Jul 6 2015
From left Michael Kovermann, Elisabeth Sauer-Eriksson, Uwe Sauer and Magnus Wolf-Watz. Credit: Johan Gunséus.
Researchers at the Umeå University have successfully captured and described an 'invisible' protein structure that has not been possible until now. This finding lays the foundation for creating designer enzymes that can be used as catalysts for new chemical reactions in various types of applications that include biotechnological applications.

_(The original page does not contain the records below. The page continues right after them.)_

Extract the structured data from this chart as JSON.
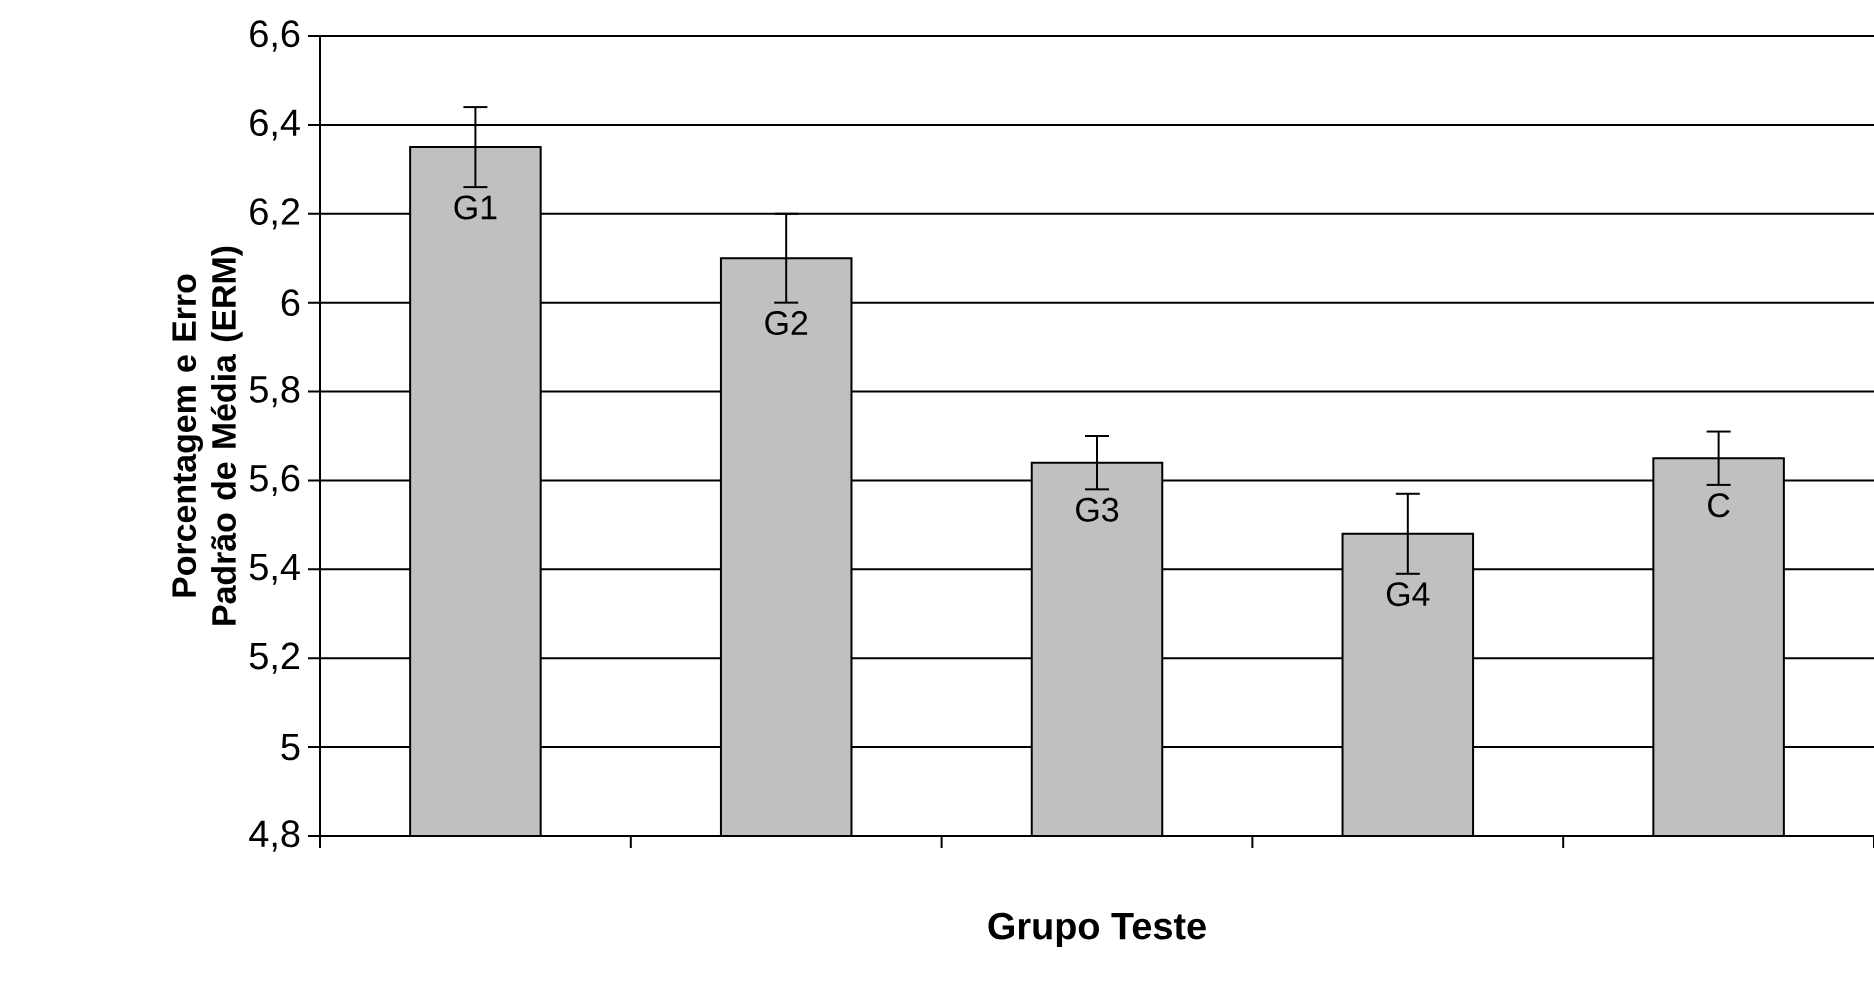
{
  "chart_data": {
    "type": "bar",
    "xlabel": "Grupo Teste",
    "ylabel": "Porcentagem e Erro Padrão de Média (ERM)",
    "categories": [
      "G1",
      "G2",
      "G3",
      "G4",
      "C"
    ],
    "values": [
      6.35,
      6.1,
      5.64,
      5.48,
      5.65
    ],
    "errors": [
      0.09,
      0.1,
      0.06,
      0.09,
      0.06
    ],
    "color": "#c0c0c0",
    "ylim": [
      4.8,
      6.6
    ],
    "yticks": [
      {
        "value": 4.8,
        "label": "4,8"
      },
      5,
      {
        "value": 5.2,
        "label": "5,2"
      },
      {
        "value": 5.4,
        "label": "5,4"
      },
      {
        "value": 5.6,
        "label": "5,6"
      },
      {
        "value": 5.8,
        "label": "5,8"
      },
      6,
      {
        "value": 6.2,
        "label": "6,2"
      },
      {
        "value": 6.4,
        "label": "6,4"
      },
      {
        "value": 6.6,
        "label": "6,6"
      }
    ],
    "grid": "y"
  }
}
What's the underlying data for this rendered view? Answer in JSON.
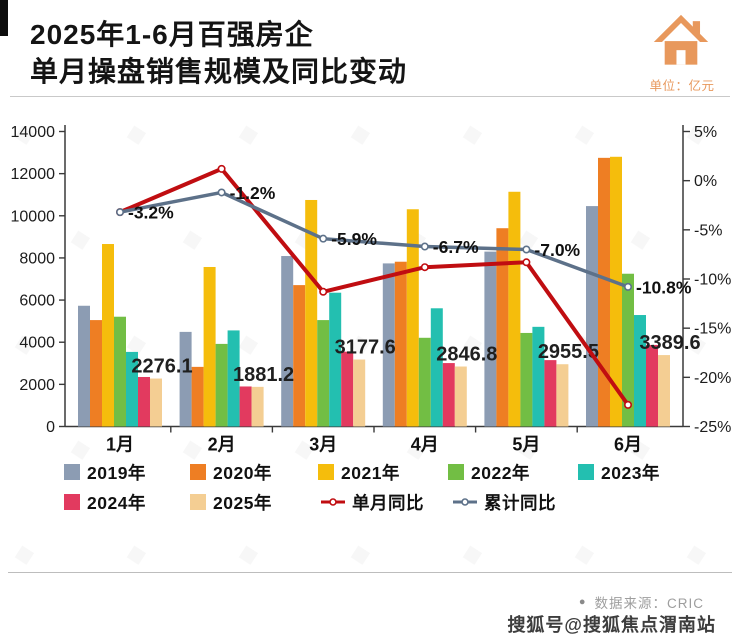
{
  "header": {
    "title_line1": "2025年1-6月百强房企",
    "title_line2": "单月操盘销售规模及同比变动",
    "unit_label": "单位：亿元",
    "icon_color": "#E8985C"
  },
  "chart_data": {
    "type": "bar",
    "subtype": "grouped bars with two percentage line series (dual axis)",
    "title": "2025年1-6月百强房企单月操盘销售规模及同比变动",
    "categories": [
      "1月",
      "2月",
      "3月",
      "4月",
      "5月",
      "6月"
    ],
    "bar_series": [
      {
        "name": "2019年",
        "color": "#8C9CB3",
        "values": [
          5730,
          4490,
          8090,
          7740,
          8300,
          10460
        ]
      },
      {
        "name": "2020年",
        "color": "#EE7E23",
        "values": [
          5050,
          2830,
          6710,
          7820,
          9410,
          12750
        ]
      },
      {
        "name": "2021年",
        "color": "#F5BD0C",
        "values": [
          8660,
          7570,
          10750,
          10310,
          11140,
          12800
        ]
      },
      {
        "name": "2022年",
        "color": "#72BE44",
        "values": [
          5210,
          3920,
          5050,
          4210,
          4440,
          7250
        ]
      },
      {
        "name": "2023年",
        "color": "#23BFB0",
        "values": [
          3540,
          4560,
          6350,
          5610,
          4730,
          5290
        ]
      },
      {
        "name": "2024年",
        "color": "#E23A5F",
        "values": [
          2350,
          1900,
          3550,
          3010,
          3150,
          3870
        ]
      },
      {
        "name": "2025年",
        "color": "#F4CE93",
        "values": [
          2276.1,
          1881.2,
          3177.6,
          2846.8,
          2955.5,
          3389.6
        ]
      }
    ],
    "value_labels": {
      "series": "2025年",
      "texts": [
        "2276.1",
        "1881.2",
        "3177.6",
        "2846.8",
        "2955.5",
        "3389.6"
      ]
    },
    "line_series": [
      {
        "name": "单月同比",
        "color": "#C00D11",
        "values": [
          -3.2,
          1.2,
          -11.3,
          -8.8,
          -8.3,
          -22.8
        ],
        "point_labels": [
          "",
          "",
          "",
          "",
          "",
          ""
        ]
      },
      {
        "name": "累计同比",
        "color": "#5D7189",
        "values": [
          -3.2,
          -1.2,
          -5.9,
          -6.7,
          -7.0,
          -10.8
        ],
        "point_labels": [
          "-3.2%",
          "-1.2%",
          "-5.9%",
          "-6.7%",
          "-7.0%",
          "-10.8%"
        ]
      }
    ],
    "left_axis": {
      "min": 0,
      "max": 14000,
      "ticks": [
        "0",
        "2000",
        "4000",
        "6000",
        "8000",
        "10000",
        "12000",
        "14000"
      ]
    },
    "right_axis": {
      "min": -25,
      "max": 5,
      "ticks": [
        "5%",
        "0%",
        "-5%",
        "-10%",
        "-15%",
        "-20%",
        "-25%"
      ]
    },
    "grid": false,
    "legend_position": "bottom",
    "legend_rows": [
      [
        "2019年",
        "2020年",
        "2021年",
        "2022年",
        "2023年"
      ],
      [
        "2024年",
        "2025年",
        "单月同比",
        "累计同比"
      ]
    ]
  },
  "footer": {
    "source_bullet": "●",
    "source": "数据来源：CRIC",
    "watermark": "搜狐号@搜狐焦点渭南站"
  }
}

In chemical and cellular reactions, enzymes are utilized as biocatalysts for accelerating the speed of reactions in the order of millions of times. Critical chemical reactions are basically slow in nature. They are very important for all biological life; however, an increase in speed of chemical reactions is very essential.
A team of researchers at the Department of Chemistry at Umeå University have found out a new characteristic in enzymes that provides a partial explanation for the unparalleled efficient and selective manner in which enzymes deal with their tasks.
In order for catalysis of chemical reactions in enzymes, “high-energy states” are considered to be essential. A high-energy level is a temporary occurrence, and it takes place for a short time period.
It is a protein structure, and the various factors affect in combination until the state cannot be seen using conventional spectroscopic techniques. Researchers at Umeå have mutated the protein in adenylate kinase enzyme and have discovered a method to sustain a state of high-energy in this enzyme.
Thanks to this enrichment, we have been able to study both structure and dynamics of this state. The study shows that enzymatic high-energy states are necessary for chemical catalysis.
Magnus Wolf-Watz, Umeå University
This study reveals that an enzyme’s dynamics can be fine-tuned and could help develop new enzymes for catalyst applications in new chemical reactions.
Research on Bioenergy is an active field at Umeå University. An important, practical application of the new knowledge can be enzymatic digestion of useful molecules from wooden raw materials.
Magnus Wolf-Watz, Umeå University
Different types of sophisticated biophysical techniques, including x-ray crystallography and Nuclear Magnetic Resonance (NMR) have helped make the discovery in this study.
One of the strengths of Umeå University is the open cooperative climate with low or no barriers between research groups. It means that exciting research can be conducted in the borderland of differing expertise.
Magnus Wolf-Watz, Umeå University
The results of this study have been published as a paper in the journal Nature Communications.